Now I don't have much education in the area of economics but the from what I can tell we've been on an economic recovery for sometime now, most people are just complaining because the job growth is too slow (jobs have always been the hardest part of the economy to boost growth in from what I've read.)

 

Also it seems like a lot of other countries are criticizing this move because it would impact their economies.  But if it improves ours in the long run I don't know if we as Americans should really care if we are no longer the money sink hole of the world. 


3 million jobs.

With.... trillions spent?  It would of been more effective to just give those trillions to 3 million people.

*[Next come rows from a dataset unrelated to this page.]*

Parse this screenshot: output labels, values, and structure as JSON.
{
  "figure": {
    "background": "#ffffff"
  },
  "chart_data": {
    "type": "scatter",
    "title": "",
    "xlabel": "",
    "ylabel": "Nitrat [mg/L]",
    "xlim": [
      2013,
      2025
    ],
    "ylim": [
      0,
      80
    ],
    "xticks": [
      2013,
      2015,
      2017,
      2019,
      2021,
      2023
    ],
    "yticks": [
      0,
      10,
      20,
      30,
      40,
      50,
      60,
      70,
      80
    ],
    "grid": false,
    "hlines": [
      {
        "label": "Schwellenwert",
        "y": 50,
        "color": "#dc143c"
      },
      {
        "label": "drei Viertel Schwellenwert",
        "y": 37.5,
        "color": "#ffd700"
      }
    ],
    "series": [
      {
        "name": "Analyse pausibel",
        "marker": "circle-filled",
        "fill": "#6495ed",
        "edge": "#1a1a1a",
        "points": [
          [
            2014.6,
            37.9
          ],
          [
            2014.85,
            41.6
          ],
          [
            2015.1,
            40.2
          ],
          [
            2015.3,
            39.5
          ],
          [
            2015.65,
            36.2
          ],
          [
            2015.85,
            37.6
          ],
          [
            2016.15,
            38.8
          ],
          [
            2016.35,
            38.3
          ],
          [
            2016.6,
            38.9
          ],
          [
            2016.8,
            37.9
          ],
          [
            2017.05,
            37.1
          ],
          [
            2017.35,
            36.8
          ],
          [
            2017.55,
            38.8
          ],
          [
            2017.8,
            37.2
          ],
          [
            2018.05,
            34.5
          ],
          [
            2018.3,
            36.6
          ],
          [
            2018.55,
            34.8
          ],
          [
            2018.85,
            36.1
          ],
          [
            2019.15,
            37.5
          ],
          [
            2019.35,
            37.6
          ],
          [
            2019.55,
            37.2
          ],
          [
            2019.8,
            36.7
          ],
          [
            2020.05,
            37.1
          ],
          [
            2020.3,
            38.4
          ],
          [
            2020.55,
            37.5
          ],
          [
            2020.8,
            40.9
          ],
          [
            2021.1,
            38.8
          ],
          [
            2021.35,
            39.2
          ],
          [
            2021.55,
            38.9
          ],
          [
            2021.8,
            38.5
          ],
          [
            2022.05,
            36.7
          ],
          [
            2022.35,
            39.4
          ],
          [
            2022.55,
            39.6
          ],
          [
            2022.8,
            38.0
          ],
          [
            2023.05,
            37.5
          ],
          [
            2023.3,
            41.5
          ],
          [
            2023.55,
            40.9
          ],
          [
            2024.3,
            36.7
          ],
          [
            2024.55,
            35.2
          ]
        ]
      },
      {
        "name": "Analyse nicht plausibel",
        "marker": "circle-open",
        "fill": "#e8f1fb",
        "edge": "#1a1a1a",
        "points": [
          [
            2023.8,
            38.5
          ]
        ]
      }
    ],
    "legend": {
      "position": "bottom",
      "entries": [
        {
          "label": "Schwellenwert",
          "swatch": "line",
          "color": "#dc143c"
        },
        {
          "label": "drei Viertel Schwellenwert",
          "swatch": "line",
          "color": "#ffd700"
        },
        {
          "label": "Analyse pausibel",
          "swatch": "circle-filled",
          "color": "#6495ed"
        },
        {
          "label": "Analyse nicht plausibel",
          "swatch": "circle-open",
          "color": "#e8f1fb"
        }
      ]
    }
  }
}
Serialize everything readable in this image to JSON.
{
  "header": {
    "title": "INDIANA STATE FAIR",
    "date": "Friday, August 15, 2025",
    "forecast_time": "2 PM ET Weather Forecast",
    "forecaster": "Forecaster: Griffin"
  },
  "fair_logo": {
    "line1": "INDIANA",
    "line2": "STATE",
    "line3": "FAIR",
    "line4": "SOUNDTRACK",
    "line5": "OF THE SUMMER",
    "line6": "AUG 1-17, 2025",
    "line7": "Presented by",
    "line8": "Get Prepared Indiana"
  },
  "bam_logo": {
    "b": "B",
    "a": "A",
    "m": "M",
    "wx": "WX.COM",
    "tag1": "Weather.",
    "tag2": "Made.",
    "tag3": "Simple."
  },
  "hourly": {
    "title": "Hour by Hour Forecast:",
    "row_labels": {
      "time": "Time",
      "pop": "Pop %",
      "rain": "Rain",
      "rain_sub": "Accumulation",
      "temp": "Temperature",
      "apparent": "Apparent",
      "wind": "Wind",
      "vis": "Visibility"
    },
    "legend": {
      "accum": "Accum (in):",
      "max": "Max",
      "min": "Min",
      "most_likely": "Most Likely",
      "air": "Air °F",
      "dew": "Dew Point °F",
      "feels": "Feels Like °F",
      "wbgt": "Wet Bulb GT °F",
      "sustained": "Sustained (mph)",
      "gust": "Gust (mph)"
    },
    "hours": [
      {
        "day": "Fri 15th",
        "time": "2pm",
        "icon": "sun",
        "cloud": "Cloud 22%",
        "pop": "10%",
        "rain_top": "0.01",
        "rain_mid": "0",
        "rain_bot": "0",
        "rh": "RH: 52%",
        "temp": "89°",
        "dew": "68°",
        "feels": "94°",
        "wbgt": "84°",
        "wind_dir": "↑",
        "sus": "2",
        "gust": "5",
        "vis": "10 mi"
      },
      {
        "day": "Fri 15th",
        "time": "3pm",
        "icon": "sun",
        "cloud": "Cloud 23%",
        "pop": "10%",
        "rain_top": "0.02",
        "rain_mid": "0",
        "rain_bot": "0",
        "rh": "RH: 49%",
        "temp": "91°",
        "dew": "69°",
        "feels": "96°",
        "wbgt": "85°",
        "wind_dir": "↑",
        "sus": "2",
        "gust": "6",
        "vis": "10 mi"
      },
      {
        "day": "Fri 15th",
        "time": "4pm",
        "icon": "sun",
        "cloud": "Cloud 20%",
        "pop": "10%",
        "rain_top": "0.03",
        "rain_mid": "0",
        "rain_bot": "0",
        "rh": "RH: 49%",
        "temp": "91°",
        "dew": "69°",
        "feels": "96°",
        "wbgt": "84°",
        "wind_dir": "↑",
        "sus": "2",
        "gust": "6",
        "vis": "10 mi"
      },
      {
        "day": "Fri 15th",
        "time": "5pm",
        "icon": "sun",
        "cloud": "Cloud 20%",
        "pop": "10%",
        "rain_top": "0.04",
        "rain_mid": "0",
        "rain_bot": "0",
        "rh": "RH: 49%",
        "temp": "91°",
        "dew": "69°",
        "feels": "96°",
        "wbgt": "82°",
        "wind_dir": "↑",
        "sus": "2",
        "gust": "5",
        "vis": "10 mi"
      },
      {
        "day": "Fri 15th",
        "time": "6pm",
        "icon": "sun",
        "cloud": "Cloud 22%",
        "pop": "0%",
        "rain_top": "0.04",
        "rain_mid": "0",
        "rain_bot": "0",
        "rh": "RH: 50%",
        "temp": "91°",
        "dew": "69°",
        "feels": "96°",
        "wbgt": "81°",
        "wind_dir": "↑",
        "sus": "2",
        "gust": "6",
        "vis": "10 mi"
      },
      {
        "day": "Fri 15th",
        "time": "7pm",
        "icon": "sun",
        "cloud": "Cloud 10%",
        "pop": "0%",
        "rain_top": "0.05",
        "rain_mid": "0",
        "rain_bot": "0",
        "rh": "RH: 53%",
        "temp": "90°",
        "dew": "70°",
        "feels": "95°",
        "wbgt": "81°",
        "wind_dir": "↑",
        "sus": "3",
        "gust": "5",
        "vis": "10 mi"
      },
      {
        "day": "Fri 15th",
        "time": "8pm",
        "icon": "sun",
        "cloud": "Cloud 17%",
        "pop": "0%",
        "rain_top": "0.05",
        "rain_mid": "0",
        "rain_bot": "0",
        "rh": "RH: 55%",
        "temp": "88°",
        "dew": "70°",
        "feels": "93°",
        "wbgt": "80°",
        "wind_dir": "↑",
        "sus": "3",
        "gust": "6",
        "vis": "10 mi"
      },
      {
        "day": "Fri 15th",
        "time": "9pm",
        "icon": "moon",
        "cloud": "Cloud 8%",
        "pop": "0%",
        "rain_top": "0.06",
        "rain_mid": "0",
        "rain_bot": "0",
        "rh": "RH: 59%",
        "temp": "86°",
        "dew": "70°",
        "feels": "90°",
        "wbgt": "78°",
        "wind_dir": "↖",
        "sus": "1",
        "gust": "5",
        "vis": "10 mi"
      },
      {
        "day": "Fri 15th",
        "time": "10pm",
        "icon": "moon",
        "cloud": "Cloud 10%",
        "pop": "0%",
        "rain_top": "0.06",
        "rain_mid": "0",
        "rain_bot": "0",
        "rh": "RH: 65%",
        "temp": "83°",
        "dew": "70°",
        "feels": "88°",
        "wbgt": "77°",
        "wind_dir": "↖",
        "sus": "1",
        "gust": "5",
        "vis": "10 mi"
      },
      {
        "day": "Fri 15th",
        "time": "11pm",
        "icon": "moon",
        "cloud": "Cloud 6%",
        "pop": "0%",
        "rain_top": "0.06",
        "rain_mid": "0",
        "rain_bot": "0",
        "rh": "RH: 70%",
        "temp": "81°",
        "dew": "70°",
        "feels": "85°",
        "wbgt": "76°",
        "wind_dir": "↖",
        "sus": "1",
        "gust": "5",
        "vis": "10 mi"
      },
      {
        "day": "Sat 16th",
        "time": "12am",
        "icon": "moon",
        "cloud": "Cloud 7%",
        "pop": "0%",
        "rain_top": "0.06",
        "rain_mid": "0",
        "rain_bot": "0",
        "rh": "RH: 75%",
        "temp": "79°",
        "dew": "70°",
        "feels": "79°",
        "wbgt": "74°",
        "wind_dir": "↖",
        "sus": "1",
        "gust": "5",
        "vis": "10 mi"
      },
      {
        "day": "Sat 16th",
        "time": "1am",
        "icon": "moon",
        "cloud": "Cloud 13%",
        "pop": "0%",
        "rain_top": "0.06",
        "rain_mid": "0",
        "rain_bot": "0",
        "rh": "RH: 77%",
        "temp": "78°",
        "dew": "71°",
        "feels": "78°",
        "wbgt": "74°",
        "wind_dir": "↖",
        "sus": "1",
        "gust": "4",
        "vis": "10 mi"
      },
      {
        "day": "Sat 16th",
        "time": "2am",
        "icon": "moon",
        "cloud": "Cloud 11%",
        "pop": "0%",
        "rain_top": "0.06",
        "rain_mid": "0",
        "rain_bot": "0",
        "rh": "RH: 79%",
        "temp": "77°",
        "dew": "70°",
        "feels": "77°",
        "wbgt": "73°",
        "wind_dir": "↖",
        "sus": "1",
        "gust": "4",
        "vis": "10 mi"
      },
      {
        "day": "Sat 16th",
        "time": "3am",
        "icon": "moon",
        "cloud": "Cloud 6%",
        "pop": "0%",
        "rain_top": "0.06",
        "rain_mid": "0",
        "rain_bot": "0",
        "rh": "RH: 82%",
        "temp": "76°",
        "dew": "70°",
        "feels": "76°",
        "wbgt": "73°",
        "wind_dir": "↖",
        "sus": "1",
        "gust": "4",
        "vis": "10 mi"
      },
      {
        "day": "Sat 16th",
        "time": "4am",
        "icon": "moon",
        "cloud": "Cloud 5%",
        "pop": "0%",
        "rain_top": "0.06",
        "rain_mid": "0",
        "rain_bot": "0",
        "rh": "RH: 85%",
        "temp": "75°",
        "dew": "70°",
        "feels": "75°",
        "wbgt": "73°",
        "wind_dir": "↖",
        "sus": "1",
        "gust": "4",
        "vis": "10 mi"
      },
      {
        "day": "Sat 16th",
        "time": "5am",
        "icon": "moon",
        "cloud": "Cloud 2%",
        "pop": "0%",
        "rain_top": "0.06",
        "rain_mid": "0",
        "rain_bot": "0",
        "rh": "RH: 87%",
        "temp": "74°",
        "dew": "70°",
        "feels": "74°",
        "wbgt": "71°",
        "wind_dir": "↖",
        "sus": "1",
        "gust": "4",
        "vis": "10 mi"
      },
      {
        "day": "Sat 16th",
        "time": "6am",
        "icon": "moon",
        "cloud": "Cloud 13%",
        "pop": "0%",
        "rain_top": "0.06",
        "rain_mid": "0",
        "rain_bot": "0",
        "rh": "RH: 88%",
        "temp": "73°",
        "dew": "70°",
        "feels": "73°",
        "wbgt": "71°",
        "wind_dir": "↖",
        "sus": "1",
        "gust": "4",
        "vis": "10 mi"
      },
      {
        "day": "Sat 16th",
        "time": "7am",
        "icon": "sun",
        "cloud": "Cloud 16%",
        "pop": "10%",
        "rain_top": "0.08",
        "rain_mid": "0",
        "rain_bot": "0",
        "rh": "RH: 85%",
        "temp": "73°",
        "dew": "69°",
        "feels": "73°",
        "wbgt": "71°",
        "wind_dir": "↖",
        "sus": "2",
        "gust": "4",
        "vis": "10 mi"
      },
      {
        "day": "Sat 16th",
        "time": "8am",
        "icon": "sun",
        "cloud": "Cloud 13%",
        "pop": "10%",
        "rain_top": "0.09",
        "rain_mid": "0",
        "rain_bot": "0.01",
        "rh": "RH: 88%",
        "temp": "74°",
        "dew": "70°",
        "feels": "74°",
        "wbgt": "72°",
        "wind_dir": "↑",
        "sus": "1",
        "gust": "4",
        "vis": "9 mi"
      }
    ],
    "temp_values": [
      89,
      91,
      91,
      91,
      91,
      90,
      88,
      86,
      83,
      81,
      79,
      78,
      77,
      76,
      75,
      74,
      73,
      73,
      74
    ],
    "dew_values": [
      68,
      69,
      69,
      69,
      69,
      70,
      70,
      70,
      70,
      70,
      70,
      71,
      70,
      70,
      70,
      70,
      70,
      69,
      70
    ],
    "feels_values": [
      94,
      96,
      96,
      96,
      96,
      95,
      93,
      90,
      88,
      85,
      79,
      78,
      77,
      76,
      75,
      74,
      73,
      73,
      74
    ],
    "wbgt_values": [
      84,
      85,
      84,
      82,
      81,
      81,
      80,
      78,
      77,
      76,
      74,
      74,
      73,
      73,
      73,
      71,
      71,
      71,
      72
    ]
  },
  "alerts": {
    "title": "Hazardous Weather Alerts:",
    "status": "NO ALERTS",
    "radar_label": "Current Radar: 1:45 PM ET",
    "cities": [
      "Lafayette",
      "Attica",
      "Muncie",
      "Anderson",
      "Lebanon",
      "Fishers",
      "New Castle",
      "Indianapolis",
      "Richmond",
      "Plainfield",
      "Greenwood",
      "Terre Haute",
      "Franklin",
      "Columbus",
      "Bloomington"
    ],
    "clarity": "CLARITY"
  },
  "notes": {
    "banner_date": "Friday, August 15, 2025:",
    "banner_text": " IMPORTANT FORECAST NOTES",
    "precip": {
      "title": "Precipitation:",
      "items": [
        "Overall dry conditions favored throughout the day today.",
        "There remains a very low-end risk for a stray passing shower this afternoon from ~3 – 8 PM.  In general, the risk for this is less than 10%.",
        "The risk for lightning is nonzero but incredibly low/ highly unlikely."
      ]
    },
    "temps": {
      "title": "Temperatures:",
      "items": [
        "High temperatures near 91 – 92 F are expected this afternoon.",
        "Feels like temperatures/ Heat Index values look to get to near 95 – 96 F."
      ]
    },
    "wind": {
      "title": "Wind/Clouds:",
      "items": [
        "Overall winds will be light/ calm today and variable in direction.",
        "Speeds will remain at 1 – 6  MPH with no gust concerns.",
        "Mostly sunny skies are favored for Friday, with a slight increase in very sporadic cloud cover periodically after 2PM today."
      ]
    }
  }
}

Overall 8 million jobs were lost during the recession.  So a bill which was cut almost in half in the amount spent created 2.5 to 3.6 million.  Optimistically speaking that means that nearly half of all jobs lost were compensated for.  Pessimistically over a quarter.  If the bill had been passed it might have saved nearly all the jobs lost, but we'll never know.  I'm assuming that what the democrats allowed to be stripped out of the bill were the projects that would create the least amount of jobs, ie the weakest parts of the bill. 

 

But let's see $785 billion divided by 313 million equals $2507.99 per american citizen.  That's not really that much dough to throw around.  You could argue it would have stimulated the economy more but at the least I think it would have simply prolonged the oncoming forclosures for many families.

Bush tried a similar approach in which he gave anyone above eighteen years old a check for 500 dollars.  I believe you also had to have been employed though so it was much less money spent, but it had no stimulating effect on the economy.  Granted it's one fifth of the size of Obamas bill, but do you really think it would have made much of a difference?